To illustrate the case in point, a recent hospital referral involved a 14-year-old boy with congenitally absent lateral incisors, who was referred for an orthodontic consultation. The dentist reported that the unerupted palatally ectopic upper left canine appeared to be causing severe resorption of the upper left central incisor. The referral was accompanied by printed copies of recent panoral and upper occlusal radiographs that had been taken using conventional radiographic film, before being scanned for electronic storage.
In this case there was no left or right marker to orientate either of the printed radiographs, and clinical examination did not suggest anything untoward since both upper central incisors had a degree of mobility due to a traumatic occlusion resulting from a class III skeletal pattern. While considering options for surgical intervention, fortunately it was decided to take a supplemental radiograph to assess whether the upper central incisor had since sustained any further damage. This additional radiograph revealed that the tooth that had undergone severe resorption was the contralateral incisor tooth to that which the dentist's referral and records had stated.
It transpired that both the upper occlusal and panoral radiographs had inadvertently been flipped in the horizontal plane during conversion to electronic images but this error had gone undetected due to a lack of identification markers on the images accompanying the referral letter. Fortunately in this case, the error was identified prior to confirmation of the treatment plan, and any potentially serious consequences were averted.

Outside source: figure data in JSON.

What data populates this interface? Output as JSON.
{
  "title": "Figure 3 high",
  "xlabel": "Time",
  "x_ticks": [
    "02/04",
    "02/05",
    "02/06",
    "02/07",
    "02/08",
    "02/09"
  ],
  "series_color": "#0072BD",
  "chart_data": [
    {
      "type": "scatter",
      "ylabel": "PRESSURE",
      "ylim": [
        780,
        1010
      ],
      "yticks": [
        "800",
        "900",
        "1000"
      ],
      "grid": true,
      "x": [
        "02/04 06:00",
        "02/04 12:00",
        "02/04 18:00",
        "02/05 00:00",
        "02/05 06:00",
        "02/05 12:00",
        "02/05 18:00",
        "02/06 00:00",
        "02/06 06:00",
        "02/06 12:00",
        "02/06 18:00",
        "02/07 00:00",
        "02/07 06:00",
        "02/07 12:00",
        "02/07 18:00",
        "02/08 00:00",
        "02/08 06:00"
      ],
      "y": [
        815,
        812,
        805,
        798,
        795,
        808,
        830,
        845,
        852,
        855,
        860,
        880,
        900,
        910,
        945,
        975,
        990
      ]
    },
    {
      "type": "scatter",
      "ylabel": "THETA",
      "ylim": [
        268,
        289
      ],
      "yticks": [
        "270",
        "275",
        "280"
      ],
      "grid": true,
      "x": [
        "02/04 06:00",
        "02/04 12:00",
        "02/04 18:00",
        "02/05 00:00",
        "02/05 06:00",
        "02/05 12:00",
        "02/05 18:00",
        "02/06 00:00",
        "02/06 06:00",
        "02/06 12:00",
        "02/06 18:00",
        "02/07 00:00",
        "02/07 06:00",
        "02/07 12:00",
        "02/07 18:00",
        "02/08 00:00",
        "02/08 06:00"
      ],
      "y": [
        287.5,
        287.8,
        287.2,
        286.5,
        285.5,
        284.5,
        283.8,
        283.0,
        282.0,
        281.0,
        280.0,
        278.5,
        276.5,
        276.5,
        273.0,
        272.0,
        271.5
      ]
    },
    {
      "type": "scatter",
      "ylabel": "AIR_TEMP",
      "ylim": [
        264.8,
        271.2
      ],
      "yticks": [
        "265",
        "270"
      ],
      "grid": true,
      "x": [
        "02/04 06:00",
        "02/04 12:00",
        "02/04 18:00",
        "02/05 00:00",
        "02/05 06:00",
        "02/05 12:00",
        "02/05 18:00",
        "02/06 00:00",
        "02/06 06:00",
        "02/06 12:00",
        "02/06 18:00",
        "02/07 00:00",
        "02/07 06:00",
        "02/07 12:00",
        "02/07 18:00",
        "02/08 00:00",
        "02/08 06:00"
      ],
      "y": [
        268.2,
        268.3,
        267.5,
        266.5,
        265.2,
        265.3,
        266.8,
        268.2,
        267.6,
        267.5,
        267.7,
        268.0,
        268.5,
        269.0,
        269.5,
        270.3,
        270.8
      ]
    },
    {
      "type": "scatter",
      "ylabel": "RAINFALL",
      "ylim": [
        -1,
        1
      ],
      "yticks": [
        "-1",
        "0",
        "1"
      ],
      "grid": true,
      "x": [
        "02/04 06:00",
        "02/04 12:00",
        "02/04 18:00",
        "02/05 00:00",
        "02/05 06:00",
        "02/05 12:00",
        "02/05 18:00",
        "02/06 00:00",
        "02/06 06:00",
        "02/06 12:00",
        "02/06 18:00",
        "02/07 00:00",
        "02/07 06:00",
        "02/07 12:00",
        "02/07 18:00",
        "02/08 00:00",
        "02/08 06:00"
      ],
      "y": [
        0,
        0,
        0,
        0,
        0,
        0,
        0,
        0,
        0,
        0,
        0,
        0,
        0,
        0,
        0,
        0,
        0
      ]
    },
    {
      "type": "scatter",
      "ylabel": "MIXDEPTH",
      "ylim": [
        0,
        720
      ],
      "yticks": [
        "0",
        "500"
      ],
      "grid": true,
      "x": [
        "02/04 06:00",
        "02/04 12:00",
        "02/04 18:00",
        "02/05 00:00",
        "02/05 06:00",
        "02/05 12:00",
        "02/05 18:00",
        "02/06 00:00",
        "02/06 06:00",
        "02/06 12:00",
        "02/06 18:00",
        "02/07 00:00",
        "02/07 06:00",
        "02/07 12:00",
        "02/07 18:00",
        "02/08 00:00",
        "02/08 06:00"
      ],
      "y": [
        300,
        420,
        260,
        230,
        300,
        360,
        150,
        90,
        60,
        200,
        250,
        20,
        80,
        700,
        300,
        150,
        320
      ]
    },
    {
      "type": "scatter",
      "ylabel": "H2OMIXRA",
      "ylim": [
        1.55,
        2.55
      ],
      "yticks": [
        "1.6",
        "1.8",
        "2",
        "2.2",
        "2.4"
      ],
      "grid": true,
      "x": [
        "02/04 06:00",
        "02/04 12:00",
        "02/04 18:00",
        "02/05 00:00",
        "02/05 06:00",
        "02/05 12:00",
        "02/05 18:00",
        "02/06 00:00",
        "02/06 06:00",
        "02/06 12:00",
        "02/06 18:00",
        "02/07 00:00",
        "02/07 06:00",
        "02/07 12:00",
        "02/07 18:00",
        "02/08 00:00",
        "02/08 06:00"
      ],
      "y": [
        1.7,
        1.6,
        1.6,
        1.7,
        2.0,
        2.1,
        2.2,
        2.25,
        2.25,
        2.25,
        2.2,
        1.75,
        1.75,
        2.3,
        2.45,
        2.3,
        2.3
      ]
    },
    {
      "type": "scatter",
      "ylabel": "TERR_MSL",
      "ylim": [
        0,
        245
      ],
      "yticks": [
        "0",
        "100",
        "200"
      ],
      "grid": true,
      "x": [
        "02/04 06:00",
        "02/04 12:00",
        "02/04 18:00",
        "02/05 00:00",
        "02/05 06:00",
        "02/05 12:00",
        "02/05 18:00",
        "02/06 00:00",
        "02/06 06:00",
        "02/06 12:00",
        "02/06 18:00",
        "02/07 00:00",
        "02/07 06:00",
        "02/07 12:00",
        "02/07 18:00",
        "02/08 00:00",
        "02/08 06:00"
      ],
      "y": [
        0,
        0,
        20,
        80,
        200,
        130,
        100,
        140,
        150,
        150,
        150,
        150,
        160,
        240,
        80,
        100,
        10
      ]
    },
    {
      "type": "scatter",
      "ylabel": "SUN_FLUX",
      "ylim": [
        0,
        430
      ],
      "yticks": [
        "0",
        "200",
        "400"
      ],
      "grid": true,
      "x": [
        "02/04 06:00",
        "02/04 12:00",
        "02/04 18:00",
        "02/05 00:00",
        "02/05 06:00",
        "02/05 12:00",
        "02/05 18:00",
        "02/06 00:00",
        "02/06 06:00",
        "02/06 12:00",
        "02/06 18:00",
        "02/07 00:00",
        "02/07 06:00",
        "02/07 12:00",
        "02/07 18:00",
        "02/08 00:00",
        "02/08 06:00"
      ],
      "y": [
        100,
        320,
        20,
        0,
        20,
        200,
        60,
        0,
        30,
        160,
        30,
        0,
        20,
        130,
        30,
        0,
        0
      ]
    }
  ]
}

We would like to highlight this potential for error, not only to those referring patients, but equally to those receiving referrals. All clinicians have a responsibility to ensure good clinical governance with respect to processing and storage of digital images, and must be vigilant to potential errors in dental records. Best practice must ensure that all radiographs have clear orientation markers included at the time of exposure, and that care is taken not to remove orientation markers either when cutting conventional panoral films to size for storage in record cards, or indeed when cropping digital panoral films to reduce the size of the file for electronic transfer.